Vogel menganggap perlu ada pembangunan daerah pemukiman yang terencana dengan
baik. Bahkan, pembangun tersebut dianggapnya sebagai kebutuhan yang mendesak.
Vogel mengusulkan pembangunan daerah pemukiman tersebut berada di perbukitan Kota Semarang.
Sebagai seorang
yang sadar hak asasi, Vogel sadar bahwa usulnya akan mendapat banyak
pertentangan. Benar, pertentangan tersebut berasal dari masyarakat Cina yang
berada di Kota
Semarang. Masyarakat Tionghoa yang berada di Kota Semarang tidak sependapat karena daerah perbukitan Semarang
dimanfaatkan sebagai makam. Selain itu, beberapa anggota Dewan Kotapraja juga
tidak sependapat karena hal tersebut akan terjadi pemindahan kota bawah ke kota
atas.
Meski demikian,
pendapat Vogel mendapat dukungan dari dr.

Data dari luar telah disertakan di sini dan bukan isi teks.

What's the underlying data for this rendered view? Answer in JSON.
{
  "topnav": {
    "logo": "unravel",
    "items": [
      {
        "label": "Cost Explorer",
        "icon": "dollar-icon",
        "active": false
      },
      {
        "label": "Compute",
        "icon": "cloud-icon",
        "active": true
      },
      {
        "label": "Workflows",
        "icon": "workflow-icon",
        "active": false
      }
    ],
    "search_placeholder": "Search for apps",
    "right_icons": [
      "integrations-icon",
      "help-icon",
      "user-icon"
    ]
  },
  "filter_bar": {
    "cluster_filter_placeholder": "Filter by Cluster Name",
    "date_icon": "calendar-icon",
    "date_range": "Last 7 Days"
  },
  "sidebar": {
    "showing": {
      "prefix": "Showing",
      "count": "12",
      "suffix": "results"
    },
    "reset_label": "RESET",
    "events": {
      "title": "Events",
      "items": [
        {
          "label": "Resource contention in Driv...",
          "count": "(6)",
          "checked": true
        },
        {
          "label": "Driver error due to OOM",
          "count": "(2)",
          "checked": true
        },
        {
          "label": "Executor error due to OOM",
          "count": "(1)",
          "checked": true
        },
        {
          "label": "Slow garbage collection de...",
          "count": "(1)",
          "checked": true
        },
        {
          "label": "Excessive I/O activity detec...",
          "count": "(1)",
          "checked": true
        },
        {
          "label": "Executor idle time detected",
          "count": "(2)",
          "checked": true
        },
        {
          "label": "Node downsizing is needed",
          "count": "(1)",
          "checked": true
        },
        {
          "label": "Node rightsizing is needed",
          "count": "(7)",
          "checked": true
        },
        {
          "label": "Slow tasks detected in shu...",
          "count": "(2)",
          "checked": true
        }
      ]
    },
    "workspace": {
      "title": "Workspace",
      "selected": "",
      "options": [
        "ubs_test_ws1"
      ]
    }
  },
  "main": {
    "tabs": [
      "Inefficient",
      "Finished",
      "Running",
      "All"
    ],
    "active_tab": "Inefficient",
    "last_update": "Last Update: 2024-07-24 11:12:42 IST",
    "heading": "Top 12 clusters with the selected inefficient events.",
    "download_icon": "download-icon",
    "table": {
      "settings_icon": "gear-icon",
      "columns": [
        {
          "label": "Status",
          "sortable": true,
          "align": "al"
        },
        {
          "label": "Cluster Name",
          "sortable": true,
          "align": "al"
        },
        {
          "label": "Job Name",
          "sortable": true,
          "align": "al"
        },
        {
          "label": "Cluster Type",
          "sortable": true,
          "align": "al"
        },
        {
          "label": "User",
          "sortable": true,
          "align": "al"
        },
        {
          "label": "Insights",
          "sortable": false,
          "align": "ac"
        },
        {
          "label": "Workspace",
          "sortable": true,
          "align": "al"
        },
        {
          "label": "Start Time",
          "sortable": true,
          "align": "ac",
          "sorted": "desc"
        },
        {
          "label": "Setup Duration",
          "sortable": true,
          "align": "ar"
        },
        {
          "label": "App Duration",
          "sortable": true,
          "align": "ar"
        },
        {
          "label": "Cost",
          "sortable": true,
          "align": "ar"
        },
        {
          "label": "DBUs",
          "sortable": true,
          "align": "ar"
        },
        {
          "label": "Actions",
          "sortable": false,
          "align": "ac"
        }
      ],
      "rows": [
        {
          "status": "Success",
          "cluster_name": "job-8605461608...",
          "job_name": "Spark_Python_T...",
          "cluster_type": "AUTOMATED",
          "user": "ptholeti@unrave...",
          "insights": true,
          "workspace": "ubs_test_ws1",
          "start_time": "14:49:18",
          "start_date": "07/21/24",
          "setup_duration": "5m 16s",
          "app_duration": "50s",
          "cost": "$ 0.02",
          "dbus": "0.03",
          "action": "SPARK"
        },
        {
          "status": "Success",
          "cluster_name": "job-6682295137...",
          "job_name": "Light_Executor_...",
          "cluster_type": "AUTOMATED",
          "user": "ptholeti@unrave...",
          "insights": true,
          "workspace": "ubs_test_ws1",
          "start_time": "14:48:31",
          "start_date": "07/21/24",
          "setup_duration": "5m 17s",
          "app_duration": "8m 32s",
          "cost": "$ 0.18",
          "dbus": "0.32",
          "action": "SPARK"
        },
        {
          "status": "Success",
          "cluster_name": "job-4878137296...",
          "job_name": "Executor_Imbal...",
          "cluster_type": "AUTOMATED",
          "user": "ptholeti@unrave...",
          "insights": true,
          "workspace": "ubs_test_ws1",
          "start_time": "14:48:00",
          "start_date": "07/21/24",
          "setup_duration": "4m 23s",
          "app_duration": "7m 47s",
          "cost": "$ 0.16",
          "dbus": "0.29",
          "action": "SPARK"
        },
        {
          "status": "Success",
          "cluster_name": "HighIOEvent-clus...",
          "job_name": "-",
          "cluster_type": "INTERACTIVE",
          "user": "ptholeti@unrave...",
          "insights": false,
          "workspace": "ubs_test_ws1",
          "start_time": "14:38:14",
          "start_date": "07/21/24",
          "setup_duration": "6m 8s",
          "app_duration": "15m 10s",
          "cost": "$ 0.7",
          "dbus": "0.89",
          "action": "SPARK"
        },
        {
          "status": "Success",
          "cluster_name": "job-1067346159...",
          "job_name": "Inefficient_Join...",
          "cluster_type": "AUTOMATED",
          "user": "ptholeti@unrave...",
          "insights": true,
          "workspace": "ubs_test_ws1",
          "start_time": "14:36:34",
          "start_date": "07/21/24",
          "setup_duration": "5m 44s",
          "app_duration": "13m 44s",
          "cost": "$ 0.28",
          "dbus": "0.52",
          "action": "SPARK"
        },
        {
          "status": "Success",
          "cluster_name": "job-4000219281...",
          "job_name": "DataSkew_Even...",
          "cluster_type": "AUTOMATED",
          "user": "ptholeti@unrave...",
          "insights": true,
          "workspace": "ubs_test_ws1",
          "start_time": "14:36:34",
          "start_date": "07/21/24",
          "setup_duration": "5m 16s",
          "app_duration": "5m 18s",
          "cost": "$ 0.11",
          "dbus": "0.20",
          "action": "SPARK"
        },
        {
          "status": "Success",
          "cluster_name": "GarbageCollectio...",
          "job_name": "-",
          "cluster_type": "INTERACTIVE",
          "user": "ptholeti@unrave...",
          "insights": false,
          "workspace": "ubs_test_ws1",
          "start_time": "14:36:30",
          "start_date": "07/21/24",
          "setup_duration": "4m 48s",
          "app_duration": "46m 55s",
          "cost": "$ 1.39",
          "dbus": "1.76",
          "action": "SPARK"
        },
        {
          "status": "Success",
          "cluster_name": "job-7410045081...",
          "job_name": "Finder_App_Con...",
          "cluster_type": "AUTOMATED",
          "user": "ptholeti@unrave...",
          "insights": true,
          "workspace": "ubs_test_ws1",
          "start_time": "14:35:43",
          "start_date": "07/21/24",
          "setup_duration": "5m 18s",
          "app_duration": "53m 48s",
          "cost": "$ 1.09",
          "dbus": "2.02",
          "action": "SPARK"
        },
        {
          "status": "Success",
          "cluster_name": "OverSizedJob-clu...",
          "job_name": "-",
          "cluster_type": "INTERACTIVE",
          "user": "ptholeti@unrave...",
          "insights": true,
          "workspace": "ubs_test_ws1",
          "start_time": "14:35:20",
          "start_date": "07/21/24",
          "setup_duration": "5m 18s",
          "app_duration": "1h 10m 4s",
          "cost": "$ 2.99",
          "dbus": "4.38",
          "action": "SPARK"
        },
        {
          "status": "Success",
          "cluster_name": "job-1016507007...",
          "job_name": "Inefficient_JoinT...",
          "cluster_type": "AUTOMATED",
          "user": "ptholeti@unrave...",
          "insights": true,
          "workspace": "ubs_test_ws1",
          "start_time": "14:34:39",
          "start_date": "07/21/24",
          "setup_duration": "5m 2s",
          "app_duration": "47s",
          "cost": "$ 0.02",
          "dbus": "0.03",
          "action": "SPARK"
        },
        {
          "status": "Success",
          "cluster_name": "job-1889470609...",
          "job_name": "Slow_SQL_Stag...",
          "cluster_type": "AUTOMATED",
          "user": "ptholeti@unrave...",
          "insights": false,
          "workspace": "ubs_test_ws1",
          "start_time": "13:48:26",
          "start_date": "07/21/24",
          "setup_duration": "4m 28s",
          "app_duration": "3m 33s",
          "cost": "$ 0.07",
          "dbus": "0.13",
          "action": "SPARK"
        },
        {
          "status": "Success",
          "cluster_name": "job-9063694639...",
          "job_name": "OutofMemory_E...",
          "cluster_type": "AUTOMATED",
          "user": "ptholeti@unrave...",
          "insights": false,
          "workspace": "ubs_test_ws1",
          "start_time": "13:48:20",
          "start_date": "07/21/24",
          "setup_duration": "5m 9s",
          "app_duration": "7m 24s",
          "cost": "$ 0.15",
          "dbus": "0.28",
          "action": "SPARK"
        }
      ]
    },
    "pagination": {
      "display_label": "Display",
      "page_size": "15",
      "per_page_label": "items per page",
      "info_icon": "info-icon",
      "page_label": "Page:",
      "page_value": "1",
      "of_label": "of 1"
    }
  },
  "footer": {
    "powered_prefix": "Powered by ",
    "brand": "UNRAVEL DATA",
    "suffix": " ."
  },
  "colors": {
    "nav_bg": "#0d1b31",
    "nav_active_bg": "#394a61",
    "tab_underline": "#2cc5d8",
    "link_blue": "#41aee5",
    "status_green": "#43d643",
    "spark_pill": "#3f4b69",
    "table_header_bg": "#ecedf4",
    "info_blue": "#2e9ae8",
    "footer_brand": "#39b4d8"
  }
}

Tesburgh. Berdasarkan hasil
pengamatan Tesburgh sebagai dokter, daerah perbukitan sudah layak digunakan
sebagai tempat hunian dan bahkan tidak perlu ada perbaikan ekstra.
Berdasarkan
pembicaraan panjang tersebut, akhirnya disepakati pembangunan kota di
perbukitan Semarang. Makam Tionghoa pun dipindahkan ke daerah Kedungmundu, Gemah, Terguwo, dan Sendang.
Pada abad ke-20, kawasan Candi Baru (perbukitan Kota Semarang) menjadi tempat tinggal yang indah,
sehat, serta berfasilitas lengkap seperti air dan transportasi. Kawasan
tersebut ramai dihuni oleh orang-orang berduit.